GAZETTE: Whatever the ultimate fate of Obamacare, has it changed the nature of the debate to how do we best cover as many people as possible? Before, it wasn’t necessarily guaranteed that people would be covered.

CUTLER: Before Obamacare, what was acceptable was that 15 percent were uninsured. Post-Obamacare, if you had all the states expand Medicaid and really pushed to get more people covered through the exchanges, by not discouraging them from signing up and not canceling the ads, you could get close to universal coverage for the intended population. So, one way to think about it is that we’re inching toward universal coverage.

Republicans promised people that they would keep that [as a goal], but the actual policy didn’t deliver. Neither the House nor the Senate would say openly, “No, we don’t think that’s the right goal.” Instead, they said, “That is what we want, and our plan will get us there better.” The problem was it didn’t.

GAZETTE: Are there particular milestones in the weeks ahead that will indicate which way this is going to go?

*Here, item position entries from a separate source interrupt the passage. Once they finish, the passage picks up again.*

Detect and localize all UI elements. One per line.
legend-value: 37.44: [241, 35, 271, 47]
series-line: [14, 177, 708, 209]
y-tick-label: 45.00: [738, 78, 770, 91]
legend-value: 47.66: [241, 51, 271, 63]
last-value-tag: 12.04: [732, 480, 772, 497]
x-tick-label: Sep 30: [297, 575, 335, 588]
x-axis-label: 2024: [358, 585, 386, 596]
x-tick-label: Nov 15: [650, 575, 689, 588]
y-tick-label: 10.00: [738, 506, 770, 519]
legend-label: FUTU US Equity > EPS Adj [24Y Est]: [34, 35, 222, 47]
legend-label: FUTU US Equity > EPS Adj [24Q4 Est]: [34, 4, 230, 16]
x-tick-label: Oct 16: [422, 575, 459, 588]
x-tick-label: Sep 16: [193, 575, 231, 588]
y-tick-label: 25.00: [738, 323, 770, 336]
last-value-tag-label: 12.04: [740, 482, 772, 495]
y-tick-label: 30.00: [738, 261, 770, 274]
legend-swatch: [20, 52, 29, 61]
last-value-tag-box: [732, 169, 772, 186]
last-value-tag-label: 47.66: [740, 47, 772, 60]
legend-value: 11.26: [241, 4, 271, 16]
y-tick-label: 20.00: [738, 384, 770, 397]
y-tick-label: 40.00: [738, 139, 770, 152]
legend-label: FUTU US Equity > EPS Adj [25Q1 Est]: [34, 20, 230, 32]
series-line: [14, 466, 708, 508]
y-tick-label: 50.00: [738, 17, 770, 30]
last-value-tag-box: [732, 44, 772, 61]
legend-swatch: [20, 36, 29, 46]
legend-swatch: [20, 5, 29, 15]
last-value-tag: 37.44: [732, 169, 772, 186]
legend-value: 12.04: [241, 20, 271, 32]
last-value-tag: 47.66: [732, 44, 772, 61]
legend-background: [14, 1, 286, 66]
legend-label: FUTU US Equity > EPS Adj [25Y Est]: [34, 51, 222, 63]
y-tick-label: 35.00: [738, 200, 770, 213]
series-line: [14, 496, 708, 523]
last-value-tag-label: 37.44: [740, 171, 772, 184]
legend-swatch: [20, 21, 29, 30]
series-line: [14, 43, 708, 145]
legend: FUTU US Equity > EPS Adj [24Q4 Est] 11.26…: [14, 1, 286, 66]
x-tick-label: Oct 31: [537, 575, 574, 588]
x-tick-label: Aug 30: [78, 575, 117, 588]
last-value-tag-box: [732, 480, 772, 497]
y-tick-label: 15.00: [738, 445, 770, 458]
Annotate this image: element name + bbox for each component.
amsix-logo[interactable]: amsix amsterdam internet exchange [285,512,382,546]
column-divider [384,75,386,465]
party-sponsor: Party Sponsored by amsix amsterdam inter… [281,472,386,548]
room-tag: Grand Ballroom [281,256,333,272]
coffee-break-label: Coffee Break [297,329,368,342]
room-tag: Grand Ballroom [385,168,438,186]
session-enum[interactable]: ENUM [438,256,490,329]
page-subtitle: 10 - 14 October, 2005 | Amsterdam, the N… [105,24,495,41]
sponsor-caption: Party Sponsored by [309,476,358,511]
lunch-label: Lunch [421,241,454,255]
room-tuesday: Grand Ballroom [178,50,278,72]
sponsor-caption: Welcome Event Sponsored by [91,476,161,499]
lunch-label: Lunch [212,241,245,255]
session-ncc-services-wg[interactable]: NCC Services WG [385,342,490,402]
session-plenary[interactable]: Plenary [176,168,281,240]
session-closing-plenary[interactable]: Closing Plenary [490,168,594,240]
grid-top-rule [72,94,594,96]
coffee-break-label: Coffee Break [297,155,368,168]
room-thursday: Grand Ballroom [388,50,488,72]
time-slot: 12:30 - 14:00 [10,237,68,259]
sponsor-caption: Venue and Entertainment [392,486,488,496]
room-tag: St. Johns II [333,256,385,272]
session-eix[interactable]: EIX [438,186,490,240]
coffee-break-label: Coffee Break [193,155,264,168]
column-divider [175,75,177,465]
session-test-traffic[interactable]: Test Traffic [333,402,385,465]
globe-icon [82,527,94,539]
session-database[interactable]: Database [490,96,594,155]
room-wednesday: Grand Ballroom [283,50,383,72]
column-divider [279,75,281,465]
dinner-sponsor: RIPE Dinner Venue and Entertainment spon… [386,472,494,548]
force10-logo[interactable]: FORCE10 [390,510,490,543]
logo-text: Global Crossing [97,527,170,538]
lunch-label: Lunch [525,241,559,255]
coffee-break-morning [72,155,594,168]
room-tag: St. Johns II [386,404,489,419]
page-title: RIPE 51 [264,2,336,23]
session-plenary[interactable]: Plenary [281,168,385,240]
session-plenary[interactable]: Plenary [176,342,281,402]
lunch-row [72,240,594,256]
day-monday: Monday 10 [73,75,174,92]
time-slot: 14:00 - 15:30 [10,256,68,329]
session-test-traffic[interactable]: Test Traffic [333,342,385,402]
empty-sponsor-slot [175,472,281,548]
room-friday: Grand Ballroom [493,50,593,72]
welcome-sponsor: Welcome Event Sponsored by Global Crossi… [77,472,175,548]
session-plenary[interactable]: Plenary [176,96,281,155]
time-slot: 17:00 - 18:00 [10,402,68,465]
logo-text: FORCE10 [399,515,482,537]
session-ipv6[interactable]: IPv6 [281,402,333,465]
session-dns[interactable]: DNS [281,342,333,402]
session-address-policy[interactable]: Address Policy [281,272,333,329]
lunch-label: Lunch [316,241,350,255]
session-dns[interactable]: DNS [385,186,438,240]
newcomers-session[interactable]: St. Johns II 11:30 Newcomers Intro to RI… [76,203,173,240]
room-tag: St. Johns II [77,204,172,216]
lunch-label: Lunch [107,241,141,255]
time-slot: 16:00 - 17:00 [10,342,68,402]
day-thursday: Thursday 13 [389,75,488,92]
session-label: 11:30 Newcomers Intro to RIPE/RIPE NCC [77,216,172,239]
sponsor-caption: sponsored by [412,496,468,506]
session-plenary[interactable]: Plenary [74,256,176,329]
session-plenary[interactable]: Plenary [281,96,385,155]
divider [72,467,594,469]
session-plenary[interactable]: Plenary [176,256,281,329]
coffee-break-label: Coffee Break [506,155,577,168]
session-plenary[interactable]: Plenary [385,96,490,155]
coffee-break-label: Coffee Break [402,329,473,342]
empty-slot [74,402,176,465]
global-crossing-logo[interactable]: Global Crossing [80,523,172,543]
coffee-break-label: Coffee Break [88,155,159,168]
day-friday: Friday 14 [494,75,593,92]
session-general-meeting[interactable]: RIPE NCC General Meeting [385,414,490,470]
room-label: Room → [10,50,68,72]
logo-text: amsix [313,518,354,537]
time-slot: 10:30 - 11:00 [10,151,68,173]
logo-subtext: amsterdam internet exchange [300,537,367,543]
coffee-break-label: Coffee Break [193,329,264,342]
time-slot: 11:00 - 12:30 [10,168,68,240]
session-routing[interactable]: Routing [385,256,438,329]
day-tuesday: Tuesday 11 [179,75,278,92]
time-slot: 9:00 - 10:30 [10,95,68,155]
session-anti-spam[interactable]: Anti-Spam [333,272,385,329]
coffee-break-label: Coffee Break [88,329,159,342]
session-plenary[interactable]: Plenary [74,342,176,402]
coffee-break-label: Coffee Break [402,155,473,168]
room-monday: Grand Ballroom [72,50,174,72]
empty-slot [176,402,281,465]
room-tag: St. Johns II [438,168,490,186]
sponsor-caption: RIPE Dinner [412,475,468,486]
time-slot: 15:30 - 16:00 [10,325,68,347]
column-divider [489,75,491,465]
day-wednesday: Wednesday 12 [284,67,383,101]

CUTLER: If Democrats and Republicans can agree on the easy fixes to the exchanges, that’s a very good sign. It may not even be the leadership that leads this. It may be that leadership gets dragged into it. But if they can come up with something bipartisan that says, “We’ll deal with the fact that some of the insurers don’t want to enter some of these areas. We’ll deal with the cost-sharing reduction payments that the president is threatening to withhold. And then we’ll move on to other, harder stuff” — if they could do that, I’d be pretty optimistic.